I mostly made good choices, but it's easy at this point to let things slip. To not count that splash of olive oil in the pan, to underestimate the points in that steak, to slap some butter on that potato.

My body feels comfortable here. I think it likes being at this weight. I'm not ready to be comfortable here, though. Sure, I have bought smaller clothes and I need a belt on just about everything else I own or I'll be arrested for public nudity. But I'm a long way from being done.

The first time I got to this weight, I bounced up and down between 80kg and 85kg and then I just gave up because it was all too much like hard work. I had joined WW thinking that I would lose weight without any effort, I would somehow reach goal through fat osmosis or something.

The second time I got around this weight, my then boyfriend had just emigrated to Australia and moved in, I was celebrating my 30th and I was taking a month off work. I got distracted (unsurprisingly), lost sight of my goals and fell back into bad habits. My weight wavered again between 80kg and 85kg before finally shooting into the stratosphere to my highest weight ever.

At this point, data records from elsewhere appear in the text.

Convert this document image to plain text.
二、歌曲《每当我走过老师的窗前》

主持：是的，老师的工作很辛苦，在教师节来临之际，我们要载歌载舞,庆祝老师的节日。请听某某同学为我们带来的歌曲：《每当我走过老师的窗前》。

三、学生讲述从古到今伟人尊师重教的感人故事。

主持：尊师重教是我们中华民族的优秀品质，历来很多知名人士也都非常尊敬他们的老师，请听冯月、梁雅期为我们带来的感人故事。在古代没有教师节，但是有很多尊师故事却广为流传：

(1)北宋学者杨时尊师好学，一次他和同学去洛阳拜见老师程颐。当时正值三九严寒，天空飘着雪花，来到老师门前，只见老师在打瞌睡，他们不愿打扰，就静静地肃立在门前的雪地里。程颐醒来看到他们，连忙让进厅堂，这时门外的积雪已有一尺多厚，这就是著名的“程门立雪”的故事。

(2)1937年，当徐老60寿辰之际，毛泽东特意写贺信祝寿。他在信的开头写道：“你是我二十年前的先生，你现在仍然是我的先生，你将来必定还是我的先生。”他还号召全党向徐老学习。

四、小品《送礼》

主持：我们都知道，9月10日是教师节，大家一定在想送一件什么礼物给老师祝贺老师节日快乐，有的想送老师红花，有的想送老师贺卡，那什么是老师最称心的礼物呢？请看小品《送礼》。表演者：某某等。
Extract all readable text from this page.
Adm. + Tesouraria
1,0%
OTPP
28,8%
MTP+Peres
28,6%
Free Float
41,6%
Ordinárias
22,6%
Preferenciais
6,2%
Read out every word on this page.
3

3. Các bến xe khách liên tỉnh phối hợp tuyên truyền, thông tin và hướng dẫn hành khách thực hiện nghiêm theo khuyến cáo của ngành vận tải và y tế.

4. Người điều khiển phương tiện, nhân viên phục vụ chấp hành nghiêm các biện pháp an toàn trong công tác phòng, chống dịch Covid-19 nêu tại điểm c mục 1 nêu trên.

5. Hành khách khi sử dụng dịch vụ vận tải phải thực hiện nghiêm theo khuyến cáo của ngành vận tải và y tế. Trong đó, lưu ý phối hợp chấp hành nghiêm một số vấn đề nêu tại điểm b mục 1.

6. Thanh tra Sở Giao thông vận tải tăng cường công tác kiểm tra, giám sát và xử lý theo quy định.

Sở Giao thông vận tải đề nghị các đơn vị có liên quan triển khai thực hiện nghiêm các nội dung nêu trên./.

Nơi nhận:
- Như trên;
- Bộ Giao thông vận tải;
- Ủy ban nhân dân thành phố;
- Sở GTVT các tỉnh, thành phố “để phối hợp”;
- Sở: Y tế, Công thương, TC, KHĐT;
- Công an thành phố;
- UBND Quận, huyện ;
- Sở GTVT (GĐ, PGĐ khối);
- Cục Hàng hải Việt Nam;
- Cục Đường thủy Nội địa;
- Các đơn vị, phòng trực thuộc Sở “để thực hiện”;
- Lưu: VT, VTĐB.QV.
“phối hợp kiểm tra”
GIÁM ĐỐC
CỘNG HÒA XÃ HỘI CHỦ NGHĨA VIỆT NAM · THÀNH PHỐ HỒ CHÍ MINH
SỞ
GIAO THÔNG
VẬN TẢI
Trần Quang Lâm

I won't let that happen again. If I bite it, I'll write it. I'll be more disciplined about my choices. I'm NOT going to bounce between 80kg and 85kg again. I'm going to slowly chip away at this, get over this hill and make a new start as a 70s girl.

Guess I'll have to start researching some new 70s lyrics.

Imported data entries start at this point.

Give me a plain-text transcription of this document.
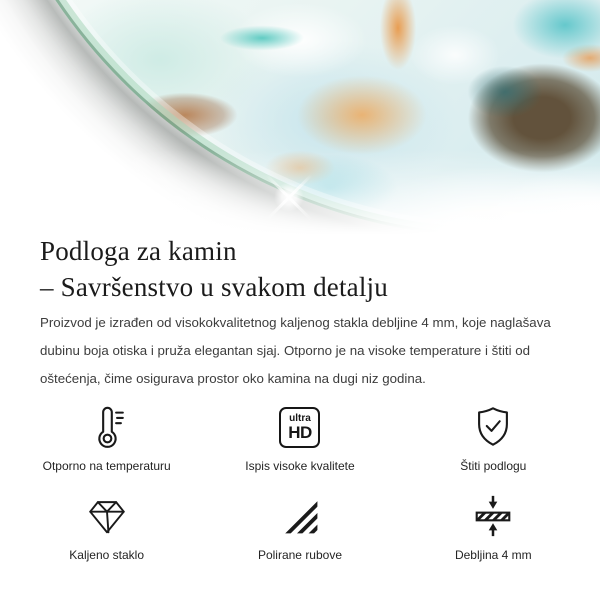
Podloga za kamin
– Savršenstvo u svakom detalju

Proizvod je izrađen od visokokvalitetnog kaljenog stakla debljine 4 mm, koje naglašava dubinu boja otiska i pruža elegantan sjaj. Otporno je na visoke temperature i štiti od oštećenja, čime osigurava prostor oko kamina na dugi niz godina.

Otporno na temperaturu
ultra
HD
Ispis visoke kvalitete	Štiti podlogu
Kaljeno staklo	Polirane rubove	Debljina 4 mm
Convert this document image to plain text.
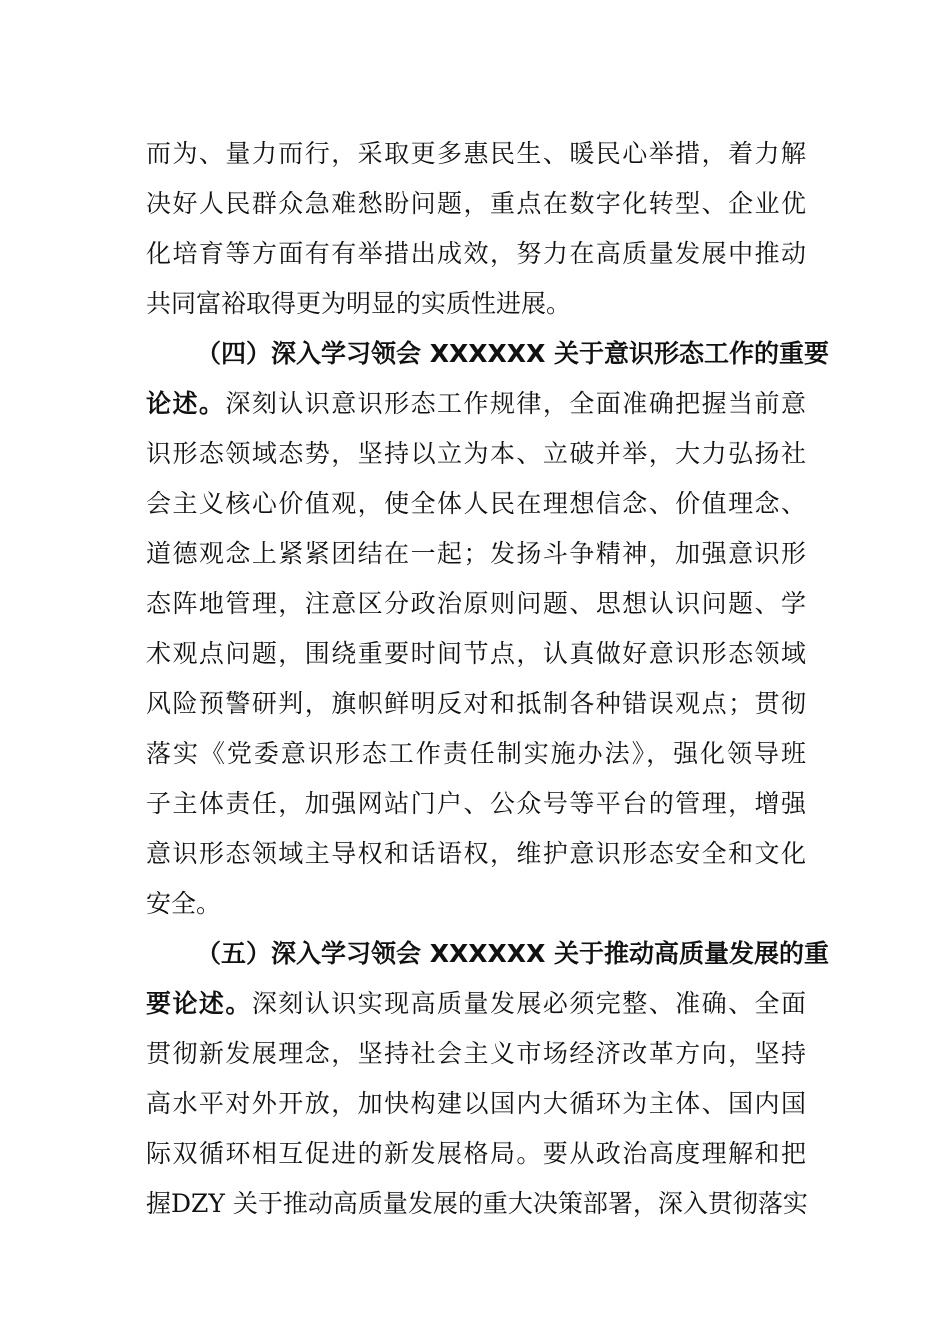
而为、量力而行，采取更多惠民生、暖民心举措，着力解
决好人民群众急难愁盼问题，重点在数字化转型、企业优
化培育等方面有有举措出成效，努力在高质量发展中推动
共同富裕取得更为明显的实质性进展。
（四）深入学习领会 XXXXXX 关于意识形态工作的重要
论述。深刻认识意识形态工作规律，全面准确把握当前意
识形态领域态势，坚持以立为本、立破并举，大力弘扬社
会主义核心价值观，使全体人民在理想信念、价值理念、
道德观念上紧紧团结在一起；发扬斗争精神，加强意识形
态阵地管理，注意区分政治原则问题、思想认识问题、学
术观点问题，围绕重要时间节点，认真做好意识形态领域
风险预警研判，旗帜鲜明反对和抵制各种错误观点；贯彻
落实《党委意识形态工作责任制实施办法》，强化领导班
子主体责任，加强网站门户、公众号等平台的管理，增强
意识形态领域主导权和话语权，维护意识形态安全和文化
安全。
（五）深入学习领会 XXXXXX 关于推动高质量发展的重
要论述。深刻认识实现高质量发展必须完整、准确、全面
贯彻新发展理念，坚持社会主义市场经济改革方向，坚持
高水平对外开放，加快构建以国内大循环为主体、国内国
际双循环相互促进的新发展格局。要从政治高度理解和把
握DZY 关于推动高质量发展的重大决策部署，深入贯彻落实
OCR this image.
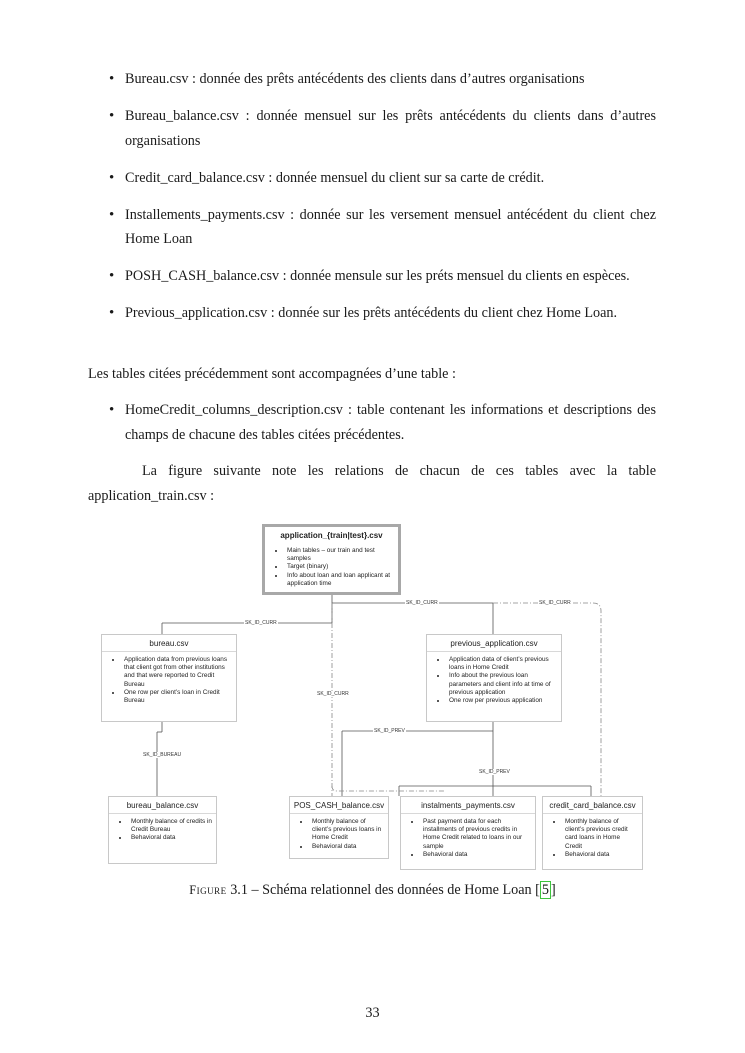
• Bureau.csv : donnée des prêts antécédents des clients dans d’autres organisations
• Bureau_balance.csv : donnée mensuel sur les prêts antécédents du clients dans d’autres organisations
• Credit_card_balance.csv : donnée mensuel du client sur sa carte de crédit.
• Installements_payments.csv : donnée sur les versement mensuel antécédent du client chez Home Loan
• POSH_CASH_balance.csv : donnée mensule sur les préts mensuel du clients en espèces.
• Previous_application.csv : donnée sur les prêts antécédents du client chez Home Loan.

Les tables citées précédemment sont accompagnées d’une table :

• HomeCredit_columns_description.csv : table contenant les informations et descriptions des champs de chacune des tables citées précédentes.

La figure suivante note les relations de chacun de ces tables avec la table application_train.csv :

SK_ID_CURR	SK_ID_CURR
SK_ID_CURR
SK_ID_CURR
SK_ID_BUREAU
SK_ID_PREV
SK_ID_PREV
application_{train|test}.csv
• Main tables – our train and test samples
• Target (binary)
• Info about loan and loan applicant at application time
bureau.csv
• Application data from previous loans that client got from other institutions and that were reported to Credit Bureau
• One row per client’s loan in Credit Bureau
previous_application.csv
• Application data of client’s previous loans in Home Credit
• Info about the previous loan parameters and client info at time of previous application
• One row per previous application
bureau_balance.csv
• Monthly balance of credits in Credit Bureau
• Behavioral data
POS_CASH_balance.csv
• Monthly balance of client’s previous loans in Home Credit
• Behavioral data
instalments_payments.csv
• Past payment data for each installments of previous credits in Home Credit related to loans in our sample
• Behavioral data
credit_card_balance.csv
• Monthly balance of client’s previous credit card loans in Home Credit
• Behavioral data
Figure 3.1 – Schéma relationnel des données de Home Loan [ 5 ]
33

ladymisstree | 10:01 PM | Take a bite (3)

Babe I know exactly what you're talking about. I called it 'set point theory' - my body had a 'comfort point' at 90kg (2 previous weightloss attempts got stuck there) and it was hard to push through it.

Now I find I'm having the same problem getting past 85-86kg (for the past 3 months!)

I do think that our body gets to a weight where it's comfortable, and also mentally it feels comfortable for us too, which makes it easy to stay there.

We just have to recognise it for what it is and do our best to push through it!


Served up by Kimba at 11:33 on 14|09|04


You and I both know that successful weight loss starts with your mindset.. you have recognised this point as a danger zone (love that song by the way!) and you don't want to repeat your last two bounce backs.... You'll do it, I know you will. "I can feel it in me waters" ....
70's songs rock my world... I often sing "Woah Fat Beckie, bam balam"


Served up by Beckie at 12:42 on 14|09|04


I know how you feel. I am smack dab in the spot where I have given up twice before and I know I have to be hyper-vigilant for the time being.

Keep writing what you bite and look out for roadblocks but don't beat yourself up too badly. You're doing a fabulous job and I'm willing to bet you'll be a 70s girl in no time!